Samedi 10 février, 19 heures : Michel Desjoyeaux vient d'atteindre triomphalement Les Sables-d'Olonne, après 93 jours, 3 heures, 57 minutes et 32 secondes de traversée en solitaire. Télévisions, radios, journaux… La presse est là pour couvrir l'événement. Et porter au pinacle, derrière la performance du skipper vedette, celle d'une PME vendéenne, PRB, sponsor du lauréat du Vendée Globe Challenge. Rien qu'en passages à la télévision, cette entreprise familiale de matériaux de construction s'est offert, grâce à cette très médiatique victoire, l'équivalent de 100 millions de francs (15 millions d'euros environ) d'investissements publicitaires ! Propulsée au rang de star en l'espace de quelques jours, PRB a même fait l'objet d'un reportage spécifique dans Thalassa, le célèbre “magazine de la mer” de France 3. « Très tôt, la presse s'est demandée qui se dissimulait derrière l'exploit sportif de Michel Desjoyeaux, relate, chez PRB, Frédéric Caillé, assistant de direction. Nous avons donc attiré sur nous les feux de la rampe. »

Mais par-delà le regain de notoriété et d'image que lui a procuré cette formidable aventure, quels bénéfices concrets en a retiré PRB ? « Une réelle mobilisation du personnel de l'entreprise », répond Frédéric Caillé, qui évoque « un sentiment de fierté d'appartenance » lié à cette opération de sponsoring. « La force de vente a même pu utiliser la victoire comme un argument de vente, précise-t-il. Face à des géants tels que Lafarge ou Saint-Gobain, PRB a brandi l'arme du dynamisme et de l'esprit sportif. » Enfin, précise-t-on chez PRB, « le sponsoring fait bel et bien vendre ». Si elle arrivait en tête du Vendée Globe pour la première fois de son histoire, l'entreprise n'en était pas à son premier investissement dans le monde du nautisme : en 1996, par exemple, elle participait déjà à la course autour du monde en solitaire et s'associait à d'autres sponsors afin de construire le bateau d'Isabelle Autissier. Avec un bilan chiffré qui parle de lui-même : « À l'époque, nos ventes ont sensiblement grimpé, témoigne Frédéric Caillé. Et nous évaluons à 3 %, sur un chiffre d'affaires de 150 millions de francs, la hausse liée à l'“effet Vendée Globe”. »
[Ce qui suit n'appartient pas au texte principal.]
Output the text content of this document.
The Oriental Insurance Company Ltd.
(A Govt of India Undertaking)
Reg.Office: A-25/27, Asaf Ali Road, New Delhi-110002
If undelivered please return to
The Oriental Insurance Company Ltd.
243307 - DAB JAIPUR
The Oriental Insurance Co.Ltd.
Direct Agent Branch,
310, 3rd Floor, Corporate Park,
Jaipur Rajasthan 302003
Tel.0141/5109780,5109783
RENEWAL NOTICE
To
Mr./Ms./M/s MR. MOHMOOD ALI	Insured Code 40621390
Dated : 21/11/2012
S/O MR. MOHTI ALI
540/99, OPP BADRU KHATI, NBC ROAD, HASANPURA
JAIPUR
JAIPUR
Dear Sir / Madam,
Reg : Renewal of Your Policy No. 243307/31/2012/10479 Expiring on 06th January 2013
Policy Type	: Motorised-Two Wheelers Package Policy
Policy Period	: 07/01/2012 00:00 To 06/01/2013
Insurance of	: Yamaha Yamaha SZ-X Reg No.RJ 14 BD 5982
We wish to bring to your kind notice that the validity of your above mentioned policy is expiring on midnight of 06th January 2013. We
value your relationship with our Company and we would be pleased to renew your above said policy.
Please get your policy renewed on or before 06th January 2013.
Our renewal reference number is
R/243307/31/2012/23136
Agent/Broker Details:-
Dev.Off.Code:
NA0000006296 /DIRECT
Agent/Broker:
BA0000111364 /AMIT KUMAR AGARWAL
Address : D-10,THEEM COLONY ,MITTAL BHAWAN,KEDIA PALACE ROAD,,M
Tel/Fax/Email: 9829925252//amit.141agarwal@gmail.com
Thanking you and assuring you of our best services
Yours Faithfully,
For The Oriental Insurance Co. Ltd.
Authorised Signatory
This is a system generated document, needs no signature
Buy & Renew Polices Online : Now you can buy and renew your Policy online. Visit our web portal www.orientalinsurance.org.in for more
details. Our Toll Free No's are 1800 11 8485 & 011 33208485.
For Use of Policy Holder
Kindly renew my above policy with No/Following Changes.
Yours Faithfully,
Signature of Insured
Attirer l'attention de sa cible…

Car placarder son logo sur des banderoles est une chose, profiter de l'occasion pour monter des opérations de prospection et de fidélisation en est une autre. Chez Seigneurie, par exemple, on a intégré des places pour les matchs dans un programme de fidélisation. « Nos clients – les peintres en bâtiment – cumulent des points à chaque commande, explique Jean-Pierre Dellasette, directeur commercial de la marque de peinture du groupe Sigmakalon. Ils peuvent donc profiter de leur capital fidélité pour réserver des places pour les matchs phares des équipes que nous sponsorisons. »
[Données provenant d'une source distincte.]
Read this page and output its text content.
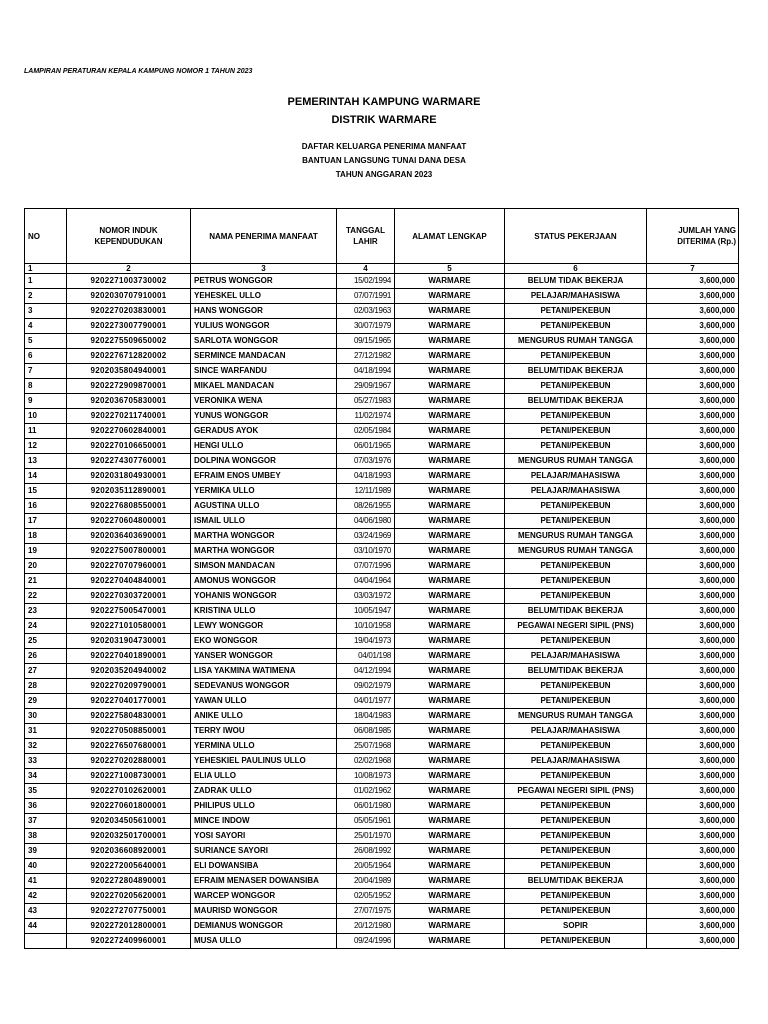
LAMPIRAN PERATURAN KEPALA KAMPUNG NOMOR 1 TAHUN 2023
PEMERINTAH KAMPUNG WARMARE
DISTRIK WARMARE
DAFTAR KELUARGA PENERIMA MANFAAT
BANTUAN LANGSUNG TUNAI DANA DESA
TAHUN ANGGARAN 2023
NO	NOMOR INDUK KEPENDUDUKAN	NAMA PENERIMA MANFAAT	TANGGAL LAHIR	ALAMAT LENGKAP	STATUS PEKERJAAN	JUMLAH YANG DITERIMA (Rp.)
1	2	3	4	5	6	7
1	9202271003730002	PETRUS WONGGOR	15/02/1994	WARMARE	BELUM TIDAK BEKERJA	3,600,000
2	9202030707910001	YEHESKEL ULLO	07/07/1991	WARMARE	PELAJAR/MAHASISWA	3,600,000
3	9202270203830001	HANS WONGGOR	02/03/1963	WARMARE	PETANI/PEKEBUN	3,600,000
4	9202273007790001	YULIUS WONGGOR	30/07/1979	WARMARE	PETANI/PEKEBUN	3,600,000
5	9202275509650002	SARLOTA WONGGOR	09/15/1965	WARMARE	MENGURUS RUMAH TANGGA	3,600,000
6	9202276712820002	SERMINCE MANDACAN	27/12/1982	WARMARE	PETANI/PEKEBUN	3,600,000
7	9202035804940001	SINCE WARFANDU	04/18/1994	WARMARE	BELUM/TIDAK BEKERJA	3,600,000
8	9202272909870001	MIKAEL MANDACAN	29/09/1967	WARMARE	PETANI/PEKEBUN	3,600,000
9	9202036705830001	VERONIKA WENA	05/27/1983	WARMARE	BELUM/TIDAK BEKERJA	3,600,000
10	9202270211740001	YUNUS WONGGOR	11/02/1974	WARMARE	PETANI/PEKEBUN	3,600,000
11	9202270602840001	GERADUS AYOK	02/05/1984	WARMARE	PETANI/PEKEBUN	3,600,000
12	9202270106650001	HENGI ULLO	06/01/1965	WARMARE	PETANI/PEKEBUN	3,600,000
13	9202274307760001	DOLPINA WONGGOR	07/03/1976	WARMARE	MENGURUS RUMAH TANGGA	3,600,000
14	9202031804930001	EFRAIM ENOS UMBEY	04/18/1993	WARMARE	PELAJAR/MAHASISWA	3,600,000
15	9202035112890001	YERMIKA ULLO	12/11/1989	WARMARE	PELAJAR/MAHASISWA	3,600,000
16	9202276808550001	AGUSTINA ULLO	08/26/1955	WARMARE	PETANI/PEKEBUN	3,600,000
17	9202270604800001	ISMAIL ULLO	04/06/1980	WARMARE	PETANI/PEKEBUN	3,600,000
18	9202036403690001	MARTHA WONGGOR	03/24/1969	WARMARE	MENGURUS RUMAH TANGGA	3,600,000
19	9202275007800001	MARTHA WONGGOR	03/10/1970	WARMARE	MENGURUS RUMAH TANGGA	3,600,000
20	9202270707960001	SIMSON MANDACAN	07/07/1996	WARMARE	PETANI/PEKEBUN	3,600,000
21	9202270404840001	AMONUS WONGGOR	04/04/1964	WARMARE	PETANI/PEKEBUN	3,600,000
22	9202270303720001	YOHANIS WONGGOR	03/03/1972	WARMARE	PETANI/PEKEBUN	3,600,000
23	9202275005470001	KRISTINA ULLO	10/05/1947	WARMARE	BELUM/TIDAK BEKERJA	3,600,000
24	9202271010580001	LEWY WONGGOR	10/10/1958	WARMARE	PEGAWAI NEGERI SIPIL (PNS)	3,600,000
25	9202031904730001	EKO WONGGOR	19/04/1973	WARMARE	PETANI/PEKEBUN	3,600,000
26	9202270401890001	YANSER WONGGOR	04/01/198	WARMARE	PELAJAR/MAHASISWA	3,600,000
27	9202035204940002	LISA YAKMINA WATIMENA	04/12/1994	WARMARE	BELUM/TIDAK BEKERJA	3,600,000
28	9202270209790001	SEDEVANUS WONGGOR	09/02/1979	WARMARE	PETANI/PEKEBUN	3,600,000
29	9202270401770001	YAWAN ULLO	04/01/1977	WARMARE	PETANI/PEKEBUN	3,600,000
30	9202275804830001	ANIKE ULLO	18/04/1983	WARMARE	MENGURUS RUMAH TANGGA	3,600,000
31	9202270508850001	TERRY IWOU	06/08/1985	WARMARE	PELAJAR/MAHASISWA	3,600,000
32	9202276507680001	YERMINA ULLO	25/07/1968	WARMARE	PETANI/PEKEBUN	3,600,000
33	9202270202880001	YEHESKIEL PAULINUS ULLO	02/02/1968	WARMARE	PELAJAR/MAHASISWA	3,600,000
34	9202271008730001	ELIA ULLO	10/08/1973	WARMARE	PETANI/PEKEBUN	3,600,000
35	9202270102620001	ZADRAK ULLO	01/02/1962	WARMARE	PEGAWAI NEGERI SIPIL (PNS)	3,600,000
36	9202270601800001	PHILIPUS ULLO	06/01/1980	WARMARE	PETANI/PEKEBUN	3,600,000
37	9202034505610001	MINCE INDOW	05/05/1961	WARMARE	PETANI/PEKEBUN	3,600,000
38	9202032501700001	YOSI SAYORI	25/01/1970	WARMARE	PETANI/PEKEBUN	3,600,000
39	9202036608920001	SURIANCE SAYORI	26/08/1992	WARMARE	PETANI/PEKEBUN	3,600,000
40	9202272005640001	ELI DOWANSIBA	20/05/1964	WARMARE	PETANI/PEKEBUN	3,600,000
41	9202272804890001	EFRAIM MENASER DOWANSIBA	20/04/1989	WARMARE	BELUM/TIDAK BEKERJA	3,600,000
42	9202270205620001	WARCEP WONGGOR	02/05/1952	WARMARE	PETANI/PEKEBUN	3,600,000
43	9202272707750001	MAURISD WONGGOR	27/07/1975	WARMARE	PETANI/PEKEBUN	3,600,000
44	9202272012800001	DEMIANUS WONGGOR	20/12/1980	WARMARE	SOPIR	3,600,000
	9202272409960001	MUSA ULLO	09/24/1996	WARMARE	PETANI/PEKEBUN	3,600,000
Après avoir soutenu la Fédération française de football en 1998, pour la Coupe du Monde, Seigneurie a fait confiance à la Fédération française de rugby en 1999, avant de resigner avec les Bleus en 2000, pour la Coupe d'Europe, et de s'engager auprès de la Fédération française de handball en 2001. Résultat : d'année en année, la marque accède à la première marche du podium. « À croire que nous portons chance ! », lance le directeur commercial, qui, à chaque nouvelle opération de sponsoring, déplace un millier de clients, sans compter les prescripteurs (maîtres d'ouvrage, architectes, etc.), qu'il invite pour l'occasion. « De telles actions nous permettent de mieux motiver nos équipes, d'attirer sur nous l'attention des clients et prospects, et d'associer notre marque à une image de sportivité, de risque et de succès. »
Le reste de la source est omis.